Several news sources have reported on an effort, led by a small group of Orlando residents, to request the removal of the 100-year old Confederate soldier statue at Lake Eola Park.
By Pedro Luis-Geliga
Mr. David Porter, a blogger and former Orlando Sentinel columnist, said he plans to request the removal of the statue at the upcoming May 15, 2017 City Commission meeting, on the premise that the statue is a symbol of white supremacy and oppression that does not belong in an inclusive Orlando.
I am writing as the Vice-Chair of the Libertarian Party of Orange County to share our Executive Committee’s resolution that this statue stand where it is as a visible reminder of Florida’s complex history and heritage. This history must not be banished to an ignored safe space or, worse, destroyed.
It should also go without saying that, as Libertarians, we especially oppose the use of any tax dollars to remove or destroy this gift to the city.
My position may initially seem strange given my Puerto Rican heritage as a descendant of slaves. The Spaniards in Puerto Rico oppressed the native Taino Indians, the African slaves, and the first Jibaros – the “mix of all three.” Two of my great-great-grandfathers were slaves under the Spanish crown on sugar plantations in Puerto Rico. Across the Spanish Empire, this oppression lasted even longer than in the United States – slavery was not abolished until 1873.
And, as in the United States, it was not roses and sunshine for the newly freed slaves after that.
Do we then remove and sanitize the Spanish monuments in Puerto Rico, Florida, and elsewhere in the former Spanish Empire? Do we pretend that this history never existed? Of course not! That would be absurd.
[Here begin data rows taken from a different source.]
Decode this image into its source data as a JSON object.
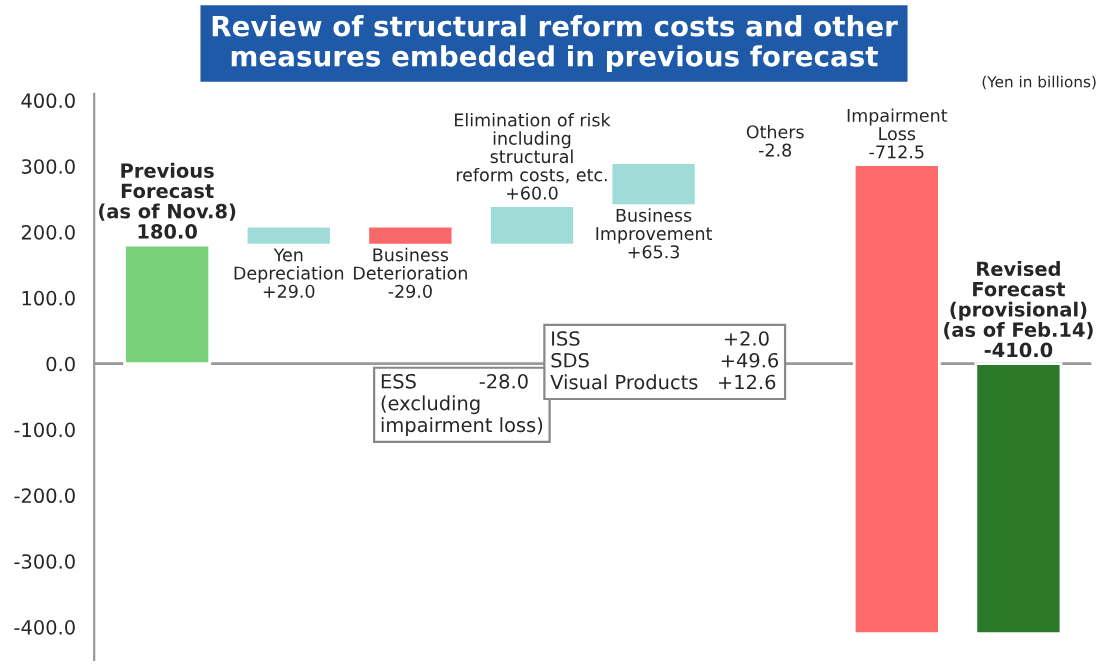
{
  "chart_data": {
    "type": "bar",
    "title": "Review of structural reform costs and other\nmeasures embedded in previous forecast",
    "categories": [
      "Previous\nForecast\n(as of Nov.8)",
      "Yen\nDepreciation",
      "Business\nDeterioration",
      "Elimination of risk\nincluding\nstructural\nreform costs, etc.",
      "Business\nImprovement",
      "Others",
      "Impairment\nLoss",
      "Revised\nForecast\n(provisional)\n(as of Feb.14)"
    ],
    "base": [
      0,
      180,
      209,
      180,
      240,
      305.3,
      302.5,
      0
    ],
    "values": [
      180,
      29,
      -29,
      60,
      65.3,
      -2.8,
      -712.5,
      -410
    ],
    "value_labels": [
      "180.0",
      "+29.0",
      "-29.0",
      "+60.0",
      "+65.3",
      "-2.8",
      "-712.5",
      "-410.0"
    ],
    "colors": [
      "#77d27a",
      "#9fdcd8",
      "#f86868",
      "#9fdcd8",
      "#9fdcd8",
      "#8c8c8c",
      "#ff6b6b",
      "#2a7a2a"
    ],
    "ylim": [
      -450,
      410
    ],
    "yticks": [
      {
        "value": -400,
        "label": "-400.0"
      },
      {
        "value": -300,
        "label": "-300.0"
      },
      {
        "value": -200,
        "label": "-200.0"
      },
      {
        "value": -100,
        "label": "-100.0"
      },
      {
        "value": 0,
        "label": "0.0"
      },
      {
        "value": 100,
        "label": "100.0"
      },
      {
        "value": 200,
        "label": "200.0"
      },
      {
        "value": 300,
        "label": "300.0"
      },
      {
        "value": 400,
        "label": "400.0"
      }
    ],
    "tick_labels": "y",
    "ref_lines": [
      {
        "axis": "y",
        "value": 0,
        "color": "#999999"
      }
    ],
    "annotations": [
      "(Yen in billions)",
      "ESS          -28.0\n(excluding\nimpairment loss)",
      "ISS                       +2.0\nSDS                     +49.6\nVisual Products   +12.6"
    ],
    "grid": false
  }
}
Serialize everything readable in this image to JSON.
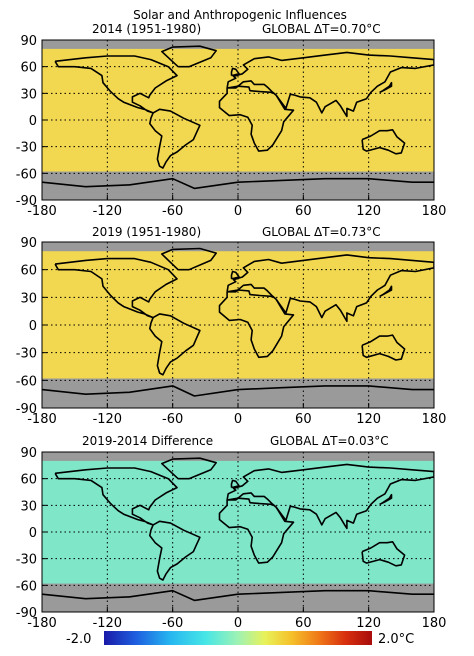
{
  "figure": {
    "title": "Solar and Anthropogenic Influences"
  },
  "panels": [
    {
      "label": "2014 (1951-1980)",
      "global": "GLOBAL ΔT=0.70°C",
      "kind": "anomaly",
      "year": 2014
    },
    {
      "label": "2019 (1951-1980)",
      "global": "GLOBAL ΔT=0.73°C",
      "kind": "anomaly",
      "year": 2019
    },
    {
      "label": "2019-2014 Difference",
      "global": "GLOBAL ΔT=0.03°C",
      "kind": "difference"
    }
  ],
  "axes": {
    "lon_ticks": [
      "-180",
      "-120",
      "-60",
      "0",
      "60",
      "120",
      "180"
    ],
    "lat_ticks": [
      "90",
      "60",
      "30",
      "0",
      "-30",
      "-60",
      "-90"
    ],
    "lon_range": [
      -180,
      180
    ],
    "lat_range": [
      -90,
      90
    ]
  },
  "colorbar": {
    "min_label": "-2.0",
    "max_label": "2.0°C",
    "range": [
      -2.0,
      2.0
    ],
    "colors": [
      "#1a1aa8",
      "#1e5fe0",
      "#27b8f0",
      "#48e6e6",
      "#9ef2b4",
      "#e8f25a",
      "#f5c02a",
      "#f07a18",
      "#d8300e",
      "#a80c0c"
    ]
  },
  "map_colors": {
    "no_data": "#9a9a9a",
    "zero": "#7fe6c8"
  }
}
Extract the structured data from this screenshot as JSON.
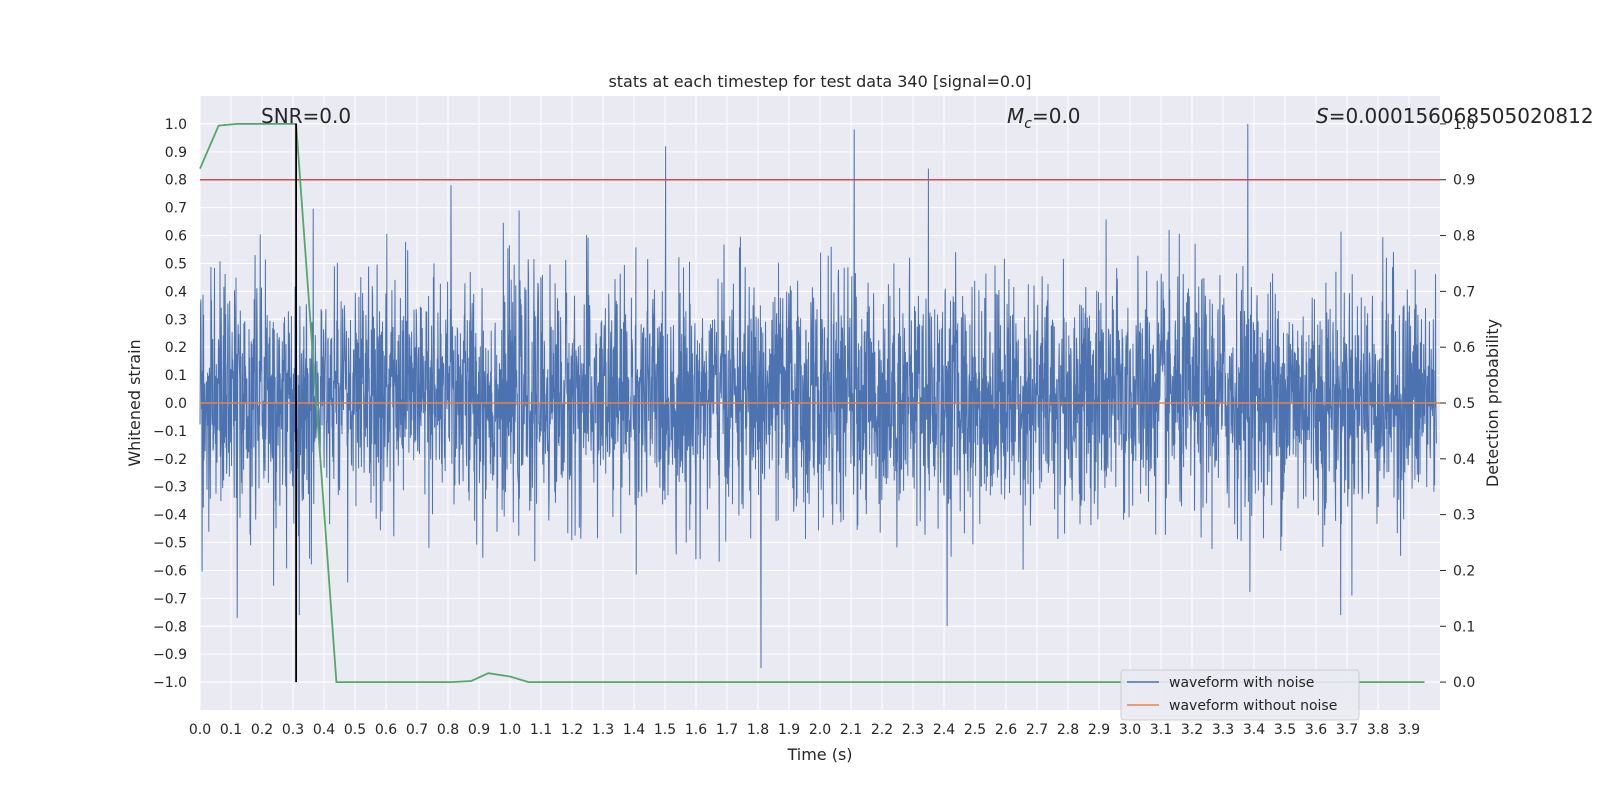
{
  "chart_data": {
    "type": "line",
    "title": "stats at each timestep for test data 340 [signal=0.0]",
    "xlabel": "Time (s)",
    "ylabel": "Whitened strain",
    "y2label": "Detection probability",
    "xlim": [
      0.0,
      4.0
    ],
    "ylim": [
      -1.1,
      1.1
    ],
    "y2lim": [
      -0.05,
      1.05
    ],
    "grid": true,
    "x_ticks": [
      "0.0",
      "0.1",
      "0.2",
      "0.3",
      "0.4",
      "0.5",
      "0.6",
      "0.7",
      "0.8",
      "0.9",
      "1.0",
      "1.1",
      "1.2",
      "1.3",
      "1.4",
      "1.5",
      "1.6",
      "1.7",
      "1.8",
      "1.9",
      "2.0",
      "2.1",
      "2.2",
      "2.3",
      "2.4",
      "2.5",
      "2.6",
      "2.7",
      "2.8",
      "2.9",
      "3.0",
      "3.1",
      "3.2",
      "3.3",
      "3.4",
      "3.5",
      "3.6",
      "3.7",
      "3.8",
      "3.9"
    ],
    "y_ticks": [
      "1.0",
      "0.9",
      "0.8",
      "0.7",
      "0.6",
      "0.5",
      "0.4",
      "0.3",
      "0.2",
      "0.1",
      "0.0",
      "−0.1",
      "−0.2",
      "−0.3",
      "−0.4",
      "−0.5",
      "−0.6",
      "−0.7",
      "−0.8",
      "−0.9",
      "−1.0"
    ],
    "y2_ticks": [
      "1.0",
      "0.9",
      "0.8",
      "0.7",
      "0.6",
      "0.5",
      "0.4",
      "0.3",
      "0.2",
      "0.1",
      "0.0"
    ],
    "annotations": {
      "snr": "SNR=0.0",
      "mc_symbol": "M",
      "mc_sub": "c",
      "mc_value": "=0.0",
      "s_symbol": "S",
      "s_value": "=0.000156068505020812"
    },
    "legend": {
      "placement": "lower-right",
      "entries": [
        "waveform with noise",
        "waveform without noise"
      ]
    },
    "series": [
      {
        "name": "waveform with noise",
        "color": "#4c72b0",
        "axis": "left",
        "generated": true,
        "sample_rate": 1024,
        "amplitude_range": [
          -0.95,
          1.0
        ],
        "peaks": [
          [
            2.11,
            0.98
          ],
          [
            3.38,
            1.0
          ],
          [
            1.81,
            -0.95
          ],
          [
            0.12,
            -0.77
          ],
          [
            0.32,
            -0.76
          ],
          [
            2.41,
            -0.8
          ],
          [
            3.68,
            -0.76
          ],
          [
            2.35,
            0.84
          ],
          [
            0.81,
            0.78
          ]
        ]
      },
      {
        "name": "waveform without noise",
        "color": "#dd8452",
        "axis": "left",
        "x": [
          0.0,
          4.0
        ],
        "y": [
          0.0,
          0.0
        ]
      },
      {
        "name": "detection probability",
        "color": "#55a868",
        "axis": "right",
        "x": [
          0.0,
          0.06,
          0.12,
          0.19,
          0.25,
          0.31,
          0.375,
          0.44,
          0.5,
          0.56,
          0.62,
          0.69,
          0.75,
          0.81,
          0.875,
          0.93,
          1.0,
          1.06,
          1.12,
          3.95
        ],
        "y": [
          0.92,
          0.997,
          1.0,
          1.0,
          1.0,
          1.0,
          0.5,
          0.0,
          0.0,
          0.0,
          0.0,
          0.0,
          0.0,
          0.0,
          0.002,
          0.016,
          0.01,
          0.0,
          0.0,
          0.0
        ]
      }
    ],
    "threshold": {
      "axis": "right",
      "value": 0.9,
      "color": "#c44e52"
    },
    "marker_time": {
      "value": 0.31,
      "color": "#000000"
    }
  }
}
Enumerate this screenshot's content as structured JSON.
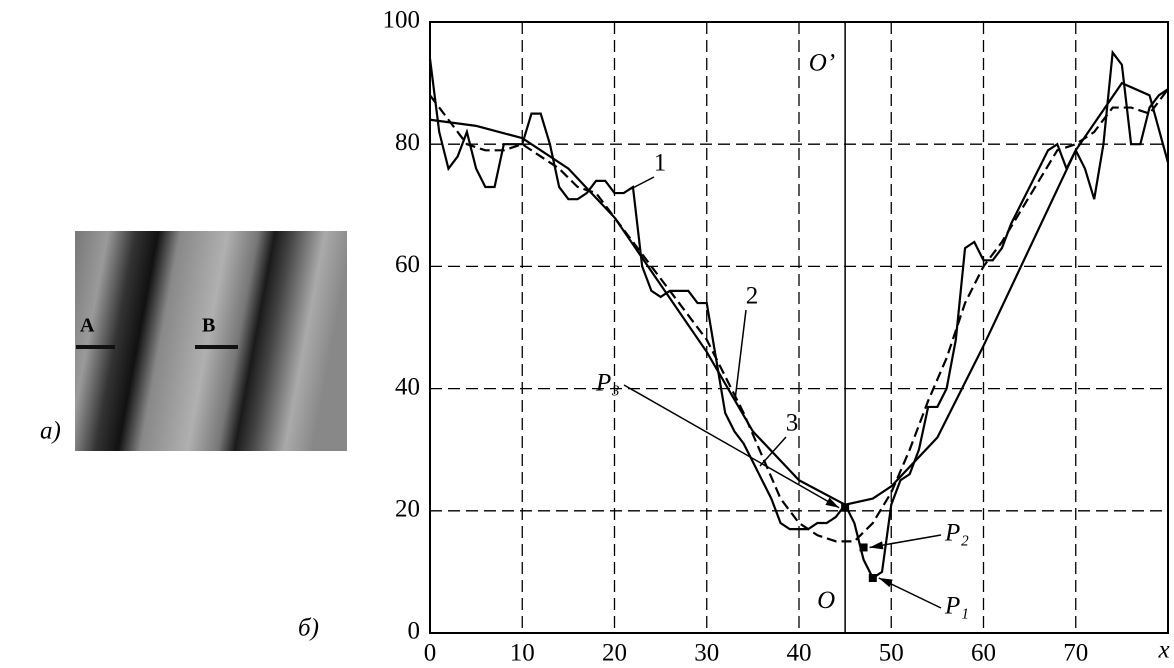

As in Puerto Rico, most Floridians embrace their heritage as a former subject of the Spanish crown. I equate the Confederate monuments to these Spanish statues and memorials. They are here to remind us of that part of our history – of the good, the bad, and the ugly. And to remind us of how far we’ve come in our pursuit of individual liberty for all.
My own heritage is exactly why I advocate we must keep this history visible to confront us and challenge us.
Florida’s role in the American Civil War is complex. While Florida seceded to join the Confederate States of America, it also reflected significant Union sympathies – for example, Key West never left Union control.
Many Floridian Confederate soldiers were conscripted by force, most believing they were defending their homeland from an invasion of a tyrannical government out of control. The moral issues of the wider cause – of the evil of slavery across the country, and of the flagrant constitutional violations in the Union – overshadow but don’t remove the valor that American soldiers showed on both sides of the war.
Those who remain unaware of our history are doomed to repeat it. This memorial, and others like it, must stand to serve as a reminder of the dark period of time in which too many Americans fought and killed each other over a serious constitutional crisis.
Florida’s role in the Confederacy is an inextricable part of our history and heritage. We must learn from that history, not run from it. Keep the statue where it is to serve as one of these learning tools for future generations.
Mr. Luis Geliga has been a resident of Orange County for 26 years. He holds a Bachelors degree in Electrical Engineering from the University of Florida.